The compression numbers describe the in-memory candidate index used during search. The .vdb file on disk still keeps the original float32 vectors so the exact-rescoring stage can do its job. If you want to reduce disk footprint, quantization is the wrong tool — look at column-level compaction or external storage.
Methods at a glance
| Method | Memory | Recall | Best for |
|---|---|---|---|
scalar (int8) | ~4x reduction | ~99% | The safe default — minimal recall loss. |
binary | ~32x reduction | 90-98% (depends on dataset) | Normalized embeddings, very large collections. |
product | configurable (typ. 8-64x) | 85-97% (depends on params) | Massive datasets where memory dominates. |
Scalar quantization (int8)
4x compression. Calibrates per-dimension min/max ranges and stores each component as a signed byte.
Python
db.enable_quantization("scalar")
# Search is transparently faster; recall is essentially unchanged
results = db.search(query, k=10)
Node.js
db.enableQuantization('scalar')
const results = db.search(query, { k: 10 })
Binary quantization
32x compression. Each component becomes a single bit (sign). Best for L2-normalized embeddings (most modern text encoders).
The 2-stage pipeline fetches rescore_multiplier × k candidates via fast Hamming-distance scan, then rescores with exact float32 cosine.
Python
db.enable_quantization("binary", rescore_multiplier=10)
Node.js
db.enableQuantization('binary', { rescoreMultiplier: 10 })
Tune rescore_multiplier if you see recall drop. The engine fetches k × rescore_multiplier candidates from the quantized scan and rescores them with exact float32 distances. Higher = better recall but slower search.
Product quantization (PQ)
Configurable compression via k-means sub-vector clustering. Trains codebooks on your data — call enable_quantization() after you have inserted a representative sample (e.g. after the first 10k records).

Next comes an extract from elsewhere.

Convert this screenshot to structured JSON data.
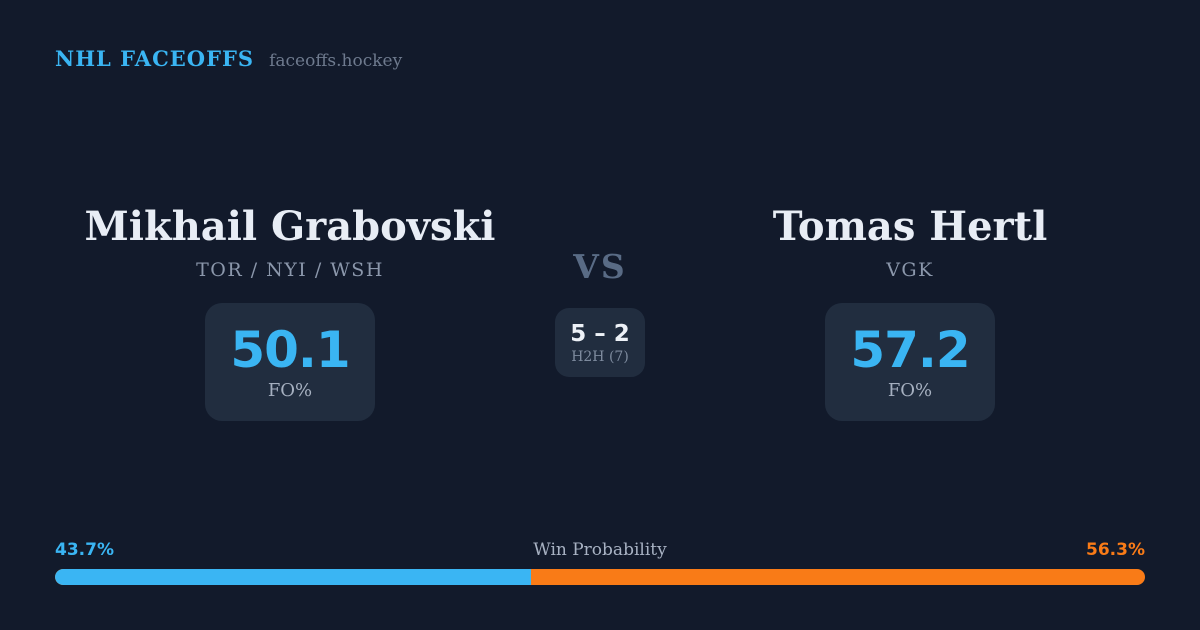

"pq" is an alias for "product", and method names are parsed case-insensitively. Omit num_sub_vectors and vectlite picks a dimension-compatible default; or call db.valid_num_sub_vectors() / db.validNumSubVectors() to list the legal values for your dimension before choosing one.
Python
# Dimension-aware default for num_sub_vectors
db.enable_quantization("pq")
# Or set it explicitly
db.enable_quantization(
"product",
num_sub_vectors=16, # split the vector into 16 chunks
num_centroids=256, # 256 centroids per chunk (1 byte per chunk)
)
# Inspect legal values for the current dimension
print(db.valid_num_sub_vectors()) # e.g. [2, 4, 8, 16, 24, 32, 48, ...] for dim=384
Node.js
db.enableQuantization('pq')
db.enableQuantization('product', { numSubVectors: 16, numCentroids: 256 })
console.log(db.validNumSubVectors())
For a 768-dim float32 vector: 768×4 = 3072 bytes raw → 16 bytes quantized in the candidate index = 192x compression of the in-memory index entry. The .vdb keeps the original floats for rescoring.
Inspecting state
is_quantized / isQuantized is a method (since 0.9.1) — call it with parentheses. quantization_method / quantizationMethod stays a property.
print(db.is_quantized()) # True
print(db.quantization_method) # "scalar", "binary", or "product"
db.disable_quantization() # remove sidecar and revert to raw vectors
console.log(db.isQuantized())
console.log(db.quantizationMethod)
db.disableQuantization()
Recommendation flow
- <100k records: don't bother, raw vectors are fine.
- 100k-1M records:
scalaris the no-brainer default. - 1M-10M records, normalized embeddings: try
binarywithrescore_multiplier=10. If recall is acceptable, ship it. - >10M records or memory-bound:
productwithnum_sub_vectors=16-32. Tune on your eval set.
Combining with payload indexes
Quantization and payload indexes are orthogonal — use both together. The filter narrows candidates via the payload index, then the quantized scan ranks them, then the float32 rescore picks the top-k.